Para o desenlace ajudaram, em parte, as próprias limitações e contradições dessa mesma política social. Dou como exemplo, para mim paradigmático, a política relativa à paternidade (com ligação à da natalidade). O actual governo teve aqui um mau desempenho. Vejamos porquê.
É verdade que estendeu a licença parental com 83% do salário de 5 para 6 meses (desde que o pai goze também 30 dias ou 2 períodos quinzenais) e criou novos apoios (vd. Dinheiro & direitos, n.º 95, p. 28/9). É pouco ainda: noutros países europeus supera os 12 meses, para ambos os pais. Depois, lançou nesta campanha a promessa dum patético plano poupança sub-18, que aqui já critiquei, deixando de lado o essencial: dar mais tempo aos pais para estarem com os filhos (no 1.º ano de vida, pelo menos) e apostar seriamente na cobertura pública de infantários e creches, ainda em número muito insuficiente e alguns com falta de espaço, funcionários e condições. Esta era uma aposta já avançada no 2.º governo de Guterres, relembre-se. E, até agora, foi sempre deixada para trás.
Por fim, acabou com a jornada contínua na administração pública, a que podiam recorrer os pais com crianças até aos 12 anos à sua guarda. O contra-argumento de que, uma vez que as escolas agora têm todas horário alargado até às 17h30 (salvo erro) tal prerrogativa deixava de ter sentido, não colhe totalmente. Em primeiro, porque as creches podem não ter esse horário, e até ao ensino básico pode haver pais que deixem as crianças com outros familiares enquanto trabalham. Depois, para pais com várias crianças para educar, a situação piorou, pois têm menos tempo para estar com elas e acompanhá-las. Por fim, há muita gente que ganha mal na administração pública e recorre a outros trabalhos.

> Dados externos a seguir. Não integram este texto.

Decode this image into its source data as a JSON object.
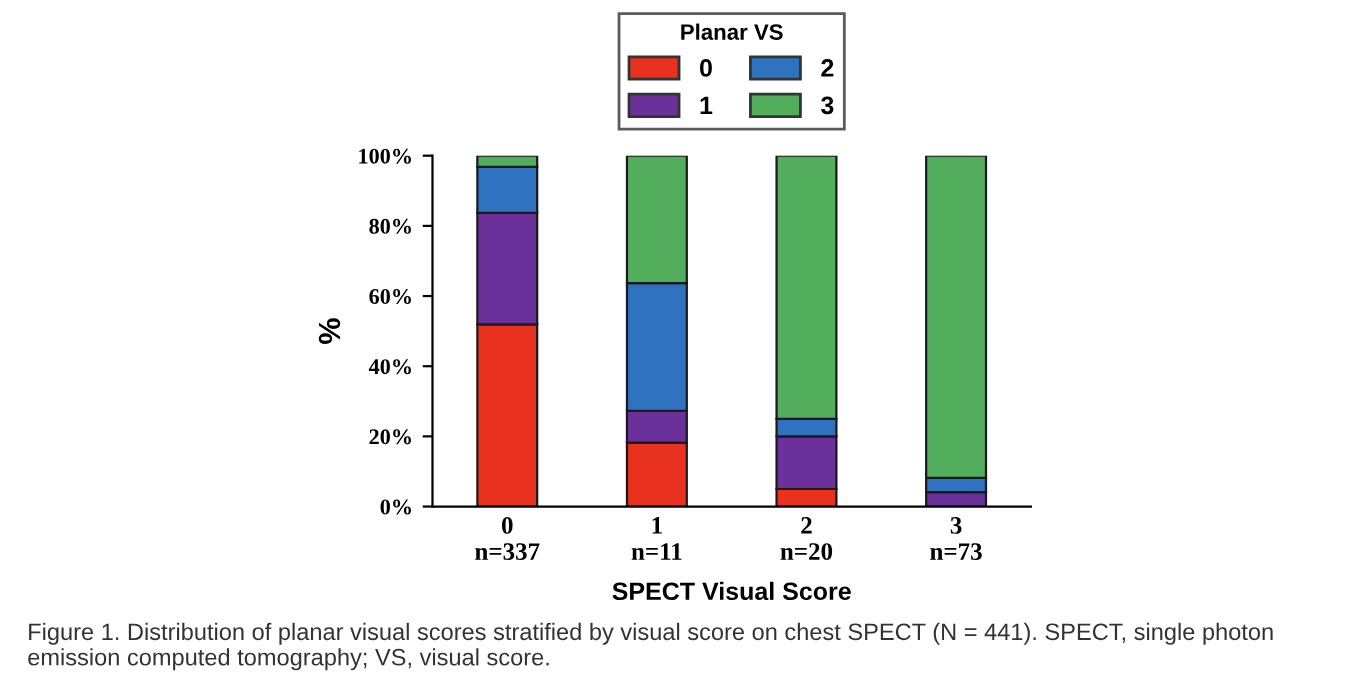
{
  "chart_data": {
    "type": "bar",
    "stacked": true,
    "xlabel": "SPECT Visual Score",
    "ylabel": "%",
    "legend_title": "Planar VS",
    "legend": "top",
    "categories": [
      "0\nn=337",
      "1\nn=11",
      "2\nn=20",
      "3\nn=73"
    ],
    "series": [
      {
        "name": "0",
        "color": "#e8311f",
        "values": [
          51.9,
          18.2,
          5,
          0
        ]
      },
      {
        "name": "1",
        "color": "#6a319a",
        "values": [
          31.8,
          9.1,
          15,
          4.1
        ]
      },
      {
        "name": "2",
        "color": "#2f72c0",
        "values": [
          13.1,
          36.4,
          5,
          4.1
        ]
      },
      {
        "name": "3",
        "color": "#52ad5c",
        "values": [
          3.2,
          36.3,
          75,
          91.8
        ]
      }
    ],
    "ylim": [
      0,
      100
    ],
    "yticks": [
      {
        "value": 0,
        "label": "0%"
      },
      {
        "value": 20,
        "label": "20%"
      },
      {
        "value": 40,
        "label": "40%"
      },
      {
        "value": 60,
        "label": "60%"
      },
      {
        "value": 80,
        "label": "80%"
      },
      {
        "value": 100,
        "label": "100%"
      }
    ],
    "grid": false,
    "annotations": [
      "Figure 1. Distribution of planar visual scores stratified by visual score on chest SPECT (N = 441). SPECT, single photon emission computed tomography; VS, visual score."
    ]
  }
}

Por aqui já se começa a perceber melhor porque é que Portas pôde sair por cima. É que, nos últimos 14 anos, só 3 foram de sua co-responsabilidade em matéria de governação. Os restantes foram do PS de... Sócrates.
Nb: na imagem, menina nazarena segurando um coelho («La petite fille au lapin», foto de Jean Dieuzaide, Nazaré, Portugal, 1954).